II- O recurso do despacho que difere a decisão sobre a admissibilidade do recurso do acordão condenatório para depois do pagamento do referido imposto constitui incidente tributável (artigos 43 e 185, alínea b),
Código das Custas Judiciais).
III- O réu, fomentando, favorecendo e facilitando a prática da prostituição pelo seu cônjuge, convencendo-a à manutenção de relações sexuais remuneradas e angariando-lhe clientes, e não sendo ela menor ou portadora de anomalia psíquica, nem se encontrando em situação de abandono ou de extrema e insuportável necessidade económica, não pratica o crime de lenocínio previsto nos artigos 215, n. 1, alíneas a) e b), do do Código Penal.

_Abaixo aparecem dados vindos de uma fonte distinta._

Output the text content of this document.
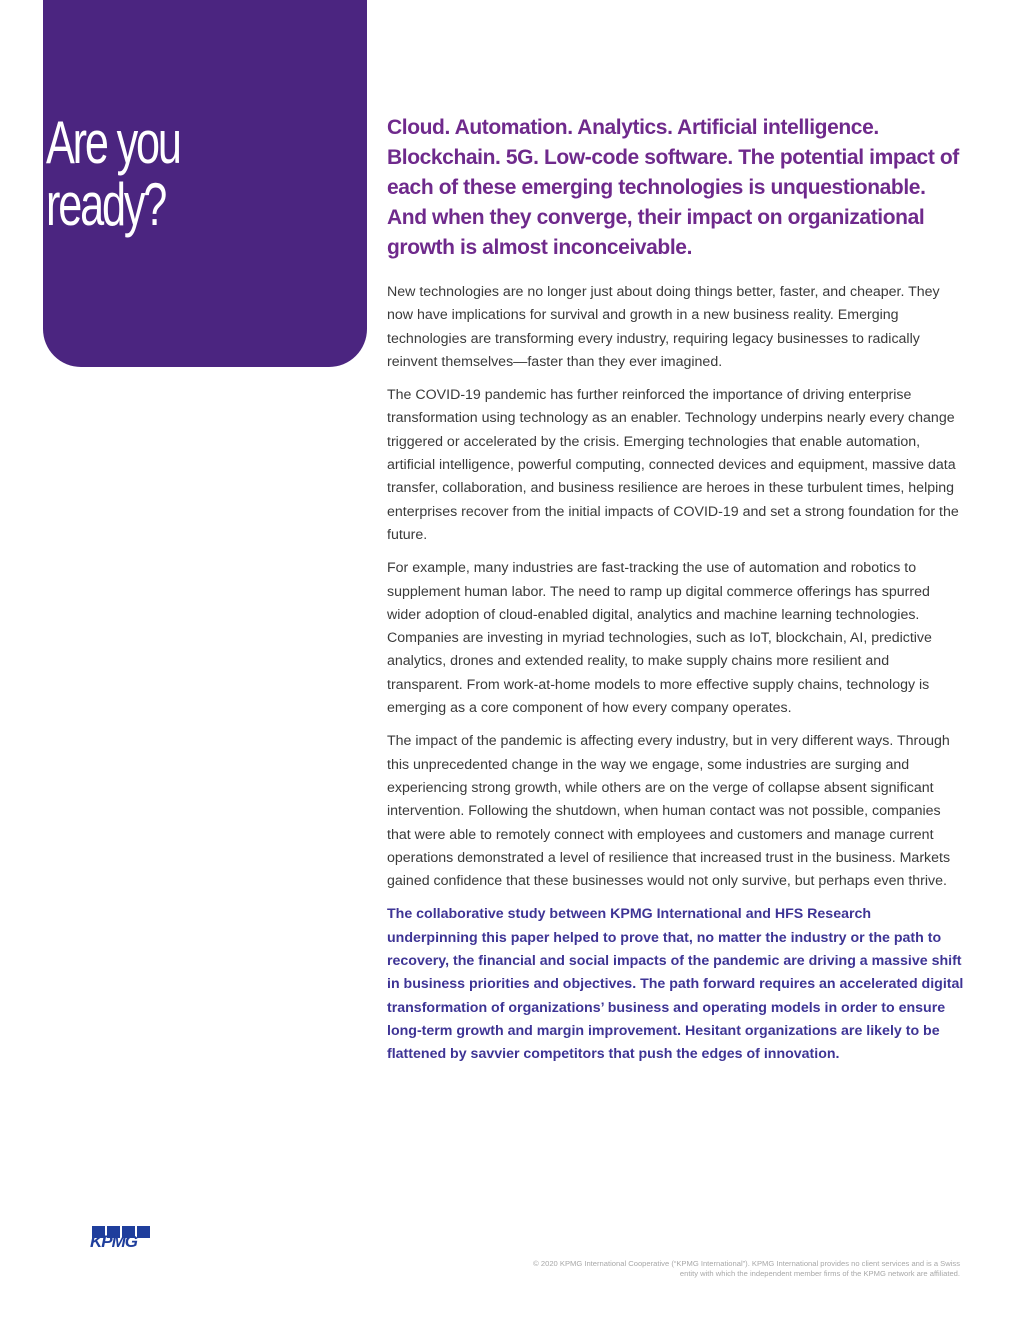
Are you
ready?

Cloud. Automation. Analytics. Artificial intelligence. Blockchain. 5G. Low-code software. The potential impact of each of these emerging technologies is unquestionable. And when they converge, their impact on organizational growth is almost inconceivable.

New technologies are no longer just about doing things better, faster, and cheaper. They now have implications for survival and growth in a new business reality. Emerging technologies are transforming every industry, requiring legacy businesses to radically reinvent themselves—faster than they ever imagined.

The COVID-19 pandemic has further reinforced the importance of driving enterprise transformation using technology as an enabler. Technology underpins nearly every change triggered or accelerated by the crisis. Emerging technologies that enable automation, artificial intelligence, powerful computing, connected devices and equipment, massive data transfer, collaboration, and business resilience are heroes in these turbulent times, helping enterprises recover from the initial impacts of COVID-19 and set a strong foundation for the future.

For example, many industries are fast-tracking the use of automation and robotics to supplement human labor. The need to ramp up digital commerce offerings has spurred wider adoption of cloud-enabled digital, analytics and machine learning technologies. Companies are investing in myriad technologies, such as IoT, blockchain, AI, predictive analytics, drones and extended reality, to make supply chains more resilient and transparent. From work-at-home models to more effective supply chains, technology is emerging as a core component of how every company operates.

The impact of the pandemic is affecting every industry, but in very different ways. Through this unprecedented change in the way we engage, some industries are surging and experiencing strong growth, while others are on the verge of collapse absent significant intervention. Following the shutdown, when human contact was not possible, companies that were able to remotely connect with employees and customers and manage current operations demonstrated a level of resilience that increased trust in the business. Markets gained confidence that these businesses would not only survive, but perhaps even thrive.

The collaborative study between KPMG International and HFS Research underpinning this paper helped to prove that, no matter the industry or the path to recovery, the financial and social impacts of the pandemic are driving a massive shift in business priorities and objectives. The path forward requires an accelerated digital transformation of organizations’ business and operating models in order to ensure long-term growth and margin improvement. Hesitant organizations are likely to be flattened by savvier competitors that push the edges of innovation.

KPMG
© 2020 KPMG International Cooperative (“KPMG International”). KPMG International provides no client services and is a Swiss
entity with which the independent member firms of the KPMG network are affiliated.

Mas pratica o crime dos artigos 215, n. 2 e 216, alínea d), do Código Penal, demonstrado que a sua mulher se prostituiu com frequência, com carácter de habitualidade e profissionalismo, no período que mediou entre Julho e Outubro de 1983, e que o réu vivia, ao menos, parcialmente, a expensas dela.
IV- O legislador atribuiu ao conceito de prostituta o sentido de mulher que pratica actos de prostituição com uma certa habitualidade ou profissionalismo.
V- A pena unitária tem como limite mínimo a medida da mais grave das penas parcelares.